Moving Away from Google

So, before you invest your hard earned profits in yet another pass in SEO for your site, consider alternative marketing first — especially, marketing that does not rely on Google. That way you may become independent of the Google dance.

For example, look at your existing customers. What do you do to attract a repeat sale? Unlike the cable companies and insurance companies who reserve their best deals for new customers, ecommerce retailers should offer the good deals to their existing customers. Reward loyalty. Consider a loyalty point scheme. Consider offering 10 percent off the second purchase. Offer rewards for signing up to a newsletter. Have a regular topical newsletter that provides genuine offers. Having gone to the expense of marketing, SEO, and even paid advertisements to get a new customer, why not consolidate these investments by making this new customer a repeat customer.

One of the key differences between a repeat customer and a new visitor is that the repeat customer knows your site. Repeat customers are not idle browsers; they come with deliberate intention. Hopefully this intention is to purchase. But it could be just to find out what is forthcoming and what is available, to plan future purchases. Thus returning customers have a higher conversion rate. They proportionally spend more than new customers.
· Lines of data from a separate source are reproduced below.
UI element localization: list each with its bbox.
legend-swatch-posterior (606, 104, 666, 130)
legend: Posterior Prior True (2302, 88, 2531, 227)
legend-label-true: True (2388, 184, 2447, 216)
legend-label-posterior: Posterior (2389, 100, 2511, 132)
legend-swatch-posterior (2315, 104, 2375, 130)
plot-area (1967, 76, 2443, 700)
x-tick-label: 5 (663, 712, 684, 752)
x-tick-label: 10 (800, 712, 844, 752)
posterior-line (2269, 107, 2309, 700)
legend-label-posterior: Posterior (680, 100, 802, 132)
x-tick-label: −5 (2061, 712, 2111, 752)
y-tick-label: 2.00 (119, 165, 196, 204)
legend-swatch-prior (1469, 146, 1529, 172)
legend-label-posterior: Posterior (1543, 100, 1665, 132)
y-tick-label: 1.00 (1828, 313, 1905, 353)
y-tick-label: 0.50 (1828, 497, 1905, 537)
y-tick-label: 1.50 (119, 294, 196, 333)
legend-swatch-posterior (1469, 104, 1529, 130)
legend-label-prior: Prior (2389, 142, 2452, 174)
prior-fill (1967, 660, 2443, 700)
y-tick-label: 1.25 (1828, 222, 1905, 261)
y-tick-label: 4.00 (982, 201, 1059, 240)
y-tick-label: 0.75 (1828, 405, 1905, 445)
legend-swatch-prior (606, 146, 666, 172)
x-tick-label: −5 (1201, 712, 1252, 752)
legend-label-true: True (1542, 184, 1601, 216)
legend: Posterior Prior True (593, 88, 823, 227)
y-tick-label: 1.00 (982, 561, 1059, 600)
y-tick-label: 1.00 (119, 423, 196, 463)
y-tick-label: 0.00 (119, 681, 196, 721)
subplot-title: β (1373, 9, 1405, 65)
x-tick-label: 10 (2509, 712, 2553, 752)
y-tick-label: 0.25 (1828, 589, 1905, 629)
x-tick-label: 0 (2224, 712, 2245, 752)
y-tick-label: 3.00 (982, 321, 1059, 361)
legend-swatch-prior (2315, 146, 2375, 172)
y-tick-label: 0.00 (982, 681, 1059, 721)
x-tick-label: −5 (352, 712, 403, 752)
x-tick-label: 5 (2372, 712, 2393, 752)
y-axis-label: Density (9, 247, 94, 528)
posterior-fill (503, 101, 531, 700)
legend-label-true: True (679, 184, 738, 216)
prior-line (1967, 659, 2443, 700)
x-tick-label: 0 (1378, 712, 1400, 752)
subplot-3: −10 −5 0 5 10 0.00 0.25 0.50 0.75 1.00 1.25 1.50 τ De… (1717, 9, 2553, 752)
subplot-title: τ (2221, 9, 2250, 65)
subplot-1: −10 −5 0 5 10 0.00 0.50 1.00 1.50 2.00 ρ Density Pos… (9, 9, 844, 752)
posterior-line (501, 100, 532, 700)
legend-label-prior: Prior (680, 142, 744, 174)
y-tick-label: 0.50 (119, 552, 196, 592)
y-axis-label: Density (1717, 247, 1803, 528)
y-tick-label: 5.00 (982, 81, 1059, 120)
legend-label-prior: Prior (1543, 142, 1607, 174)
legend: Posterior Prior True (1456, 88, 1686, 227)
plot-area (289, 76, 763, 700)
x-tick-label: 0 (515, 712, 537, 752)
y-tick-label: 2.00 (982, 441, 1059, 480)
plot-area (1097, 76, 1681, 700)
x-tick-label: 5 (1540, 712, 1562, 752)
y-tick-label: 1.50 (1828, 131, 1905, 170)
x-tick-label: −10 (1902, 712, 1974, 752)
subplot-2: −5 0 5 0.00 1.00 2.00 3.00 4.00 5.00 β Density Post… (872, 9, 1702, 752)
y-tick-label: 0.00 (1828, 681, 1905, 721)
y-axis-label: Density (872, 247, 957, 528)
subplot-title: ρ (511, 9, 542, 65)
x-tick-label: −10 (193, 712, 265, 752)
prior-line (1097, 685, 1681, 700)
This, therefore, is my plan. Ignore the SEO ups and downs and concentrate on the real world. Encourage more customers to re-visit. Keep reminding them that we are reliable — in the important holiday season, reliability is key. We will deliver; they don’t have to worry. I am already composing my Christmas newsletters, planning to hit the early shoppers and then the latter panic shoppers. In other words, I’m going to stop reacting to Google’s actions and start doing my own.